Should Courts Consider the Merits of the Suit Before Class Action Certification?
The Supreme Court has been reviewing and defining class action lawsuit certification jurisprudence lately. In the last session, in Wal-Mart v. Dukes, the Supreme Court held the would-be class of female workers alleging discriminatory practices did not satisfy the “commonality” of law and fact requirement of Federal Rule 23(a). This was another blow to class actions after the court in AT&T Mobility v. Concepcion opened the door for mega-corporations to eliminate the possibility of class action lawsuits in consumer contracts.
Besides the Comcast class action case, discussed on this blog two days ago, the Supreme Court also heard arguments in Amgen v. Connecticut Retirement Plans and Trust Funds, No. 11-1085. Plaintiff Connecticut Retirement Plans sued pharmaceutical corporation Amgen for violations of Section 10(b) of the Securities and Exchange Act. Plaintiffs alleged the defendant made misrepresentations about the safety of two drugs to artificially inflate the stock prices. The Supreme Court will addresss the question of whether the plaintiffs must require proof of materiality (a merit-based inquiry) of the suit at the certification stage to rely on the “fraud-on-the-market” presumption.

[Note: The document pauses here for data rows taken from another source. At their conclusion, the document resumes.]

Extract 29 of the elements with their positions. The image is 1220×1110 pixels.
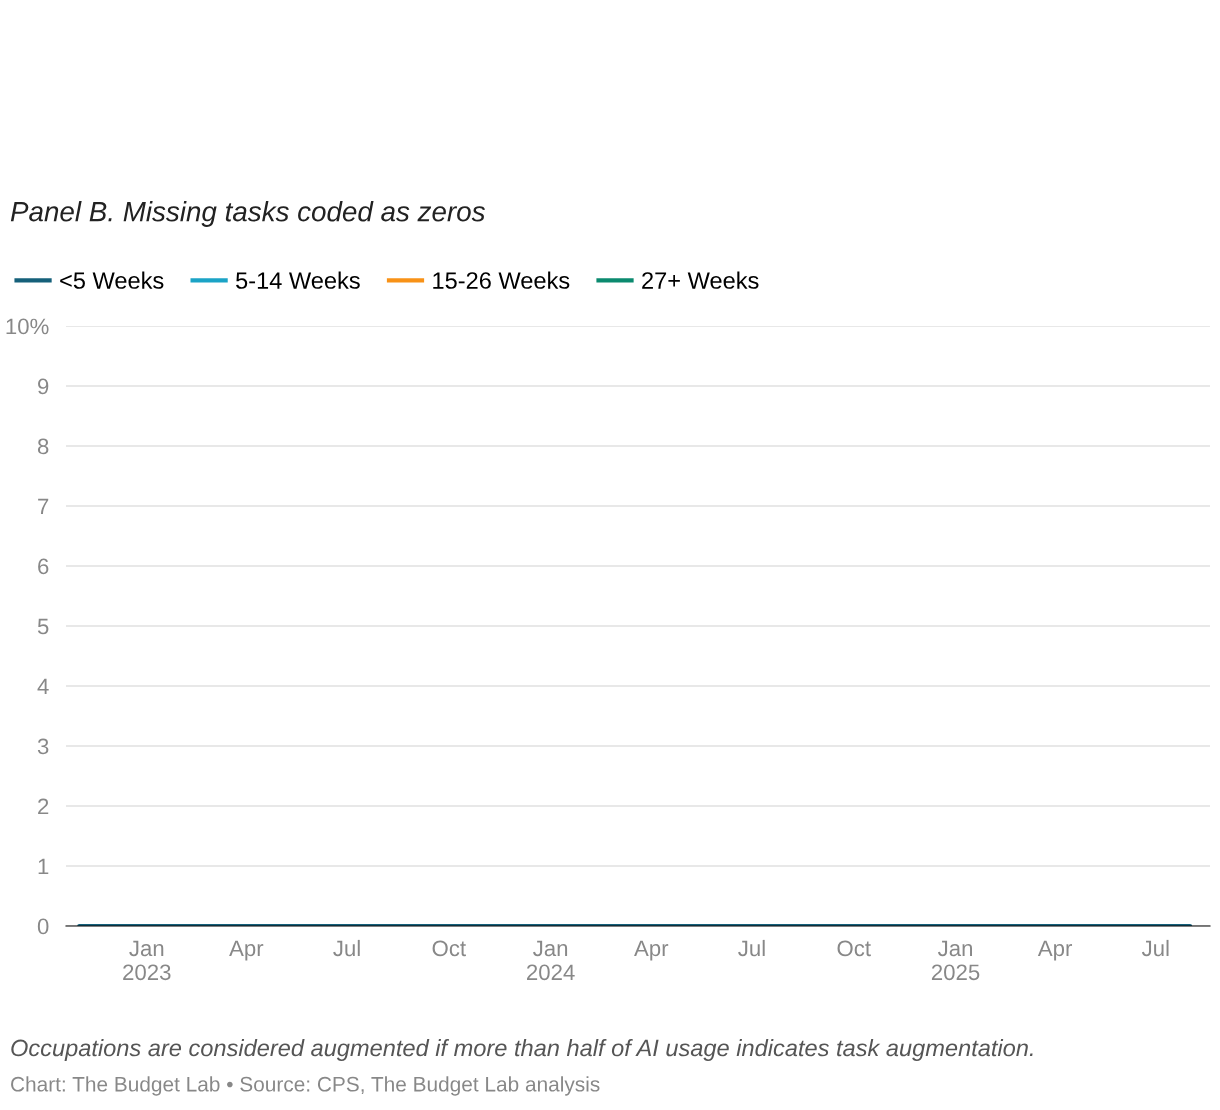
chart-title: Panel B. Missing tasks coded as zeros [10,201,485,227]
y-tick-label: 9 [38,378,49,395]
y-tick-label: 2 [38,798,49,815]
legend-label: 27+ Weeks [642,271,759,289]
x-tick-label: Jan 2023 [123,940,171,981]
y-tick-label: 10% [6,318,49,335]
y-tick-label: 0 [37,918,49,935]
x-tick-label: Apr [229,940,264,961]
legend-label: 15-26 Weeks [433,271,570,289]
y-tick-label: 5 [37,618,49,635]
y-tick-label: 6 [38,558,49,575]
legend-label: <5 Weeks [60,271,164,289]
x-tick-label: Oct [432,940,466,957]
text: Occupations are considered augmented if more than half of AI usage indicates task augmentation. [11,1038,1033,1062]
y-tick-label: 1 [38,858,49,875]
x-tick-label: Oct [837,940,871,957]
y-tick-label: 7 [38,498,49,515]
legend-label: 5-14 Weeks [236,271,360,289]
y-tick-label: 8 [37,438,49,455]
x-tick-label: Jul [738,939,765,957]
y-tick-label: 3 [37,738,49,755]
y-tick-label: 4 [37,678,49,695]
x-tick-label: Apr [634,940,669,961]
x-tick-label: Jan 2025 [931,940,980,981]
x-tick-label: Jan 2024 [527,940,575,981]
x-tick-label: Jul [1141,939,1169,957]
text: Chart: The Budget Lab • Source: CPS, The Budget Lab analysis [11,1076,600,1096]
x-tick-label: Apr [1037,940,1073,961]
x-tick-label: Jul [333,939,360,957]
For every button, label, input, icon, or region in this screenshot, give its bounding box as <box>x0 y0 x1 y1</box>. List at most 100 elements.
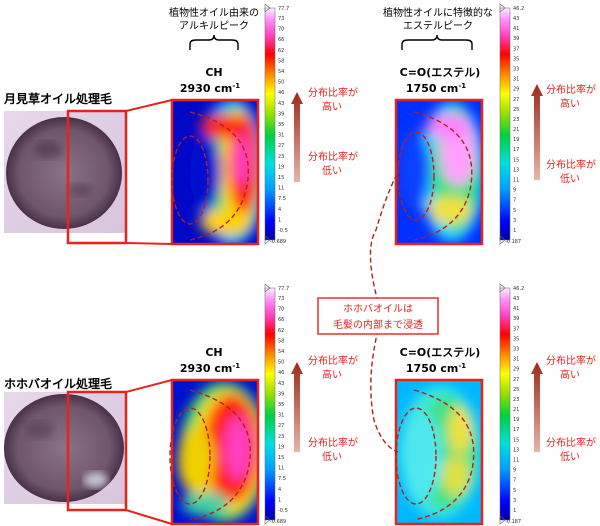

Prior to the recent class action cases, the merits of the case did not play a significant role in the certification stage. Recently, however, merit-based arguments are becoming more important for certification of classes. Justice Scalia, the majority opinion writer in Wal-Mart v. Dukes, expressed concern in the Amgen oral arguments that ignoring the merits of a suit places defendants in an unfair position. “There is a reason for deciding it earlier, and the reason is the enormous pressure to settle once the class is certified. In most cases, that’s the end of the lawsuit,” he stated.
Justice Scalia’s viewpoint is not shared across the board, however. The Ninth Circuit, which affirmed the class action certification, held that merit-based inquiries do not belong at the certification stage, stating that plaintiffs “need only allege materiality with sufficient plausibility to withstand a 12(b)(6) motion [to dismiss].” This puts the Ninth Circuit in line with the Seventh Circuit and in opposition to the opinions of the Second, Third and Fifth Circuits. Now, the Supreme Court will decide which reasoning among the split circuits is correct.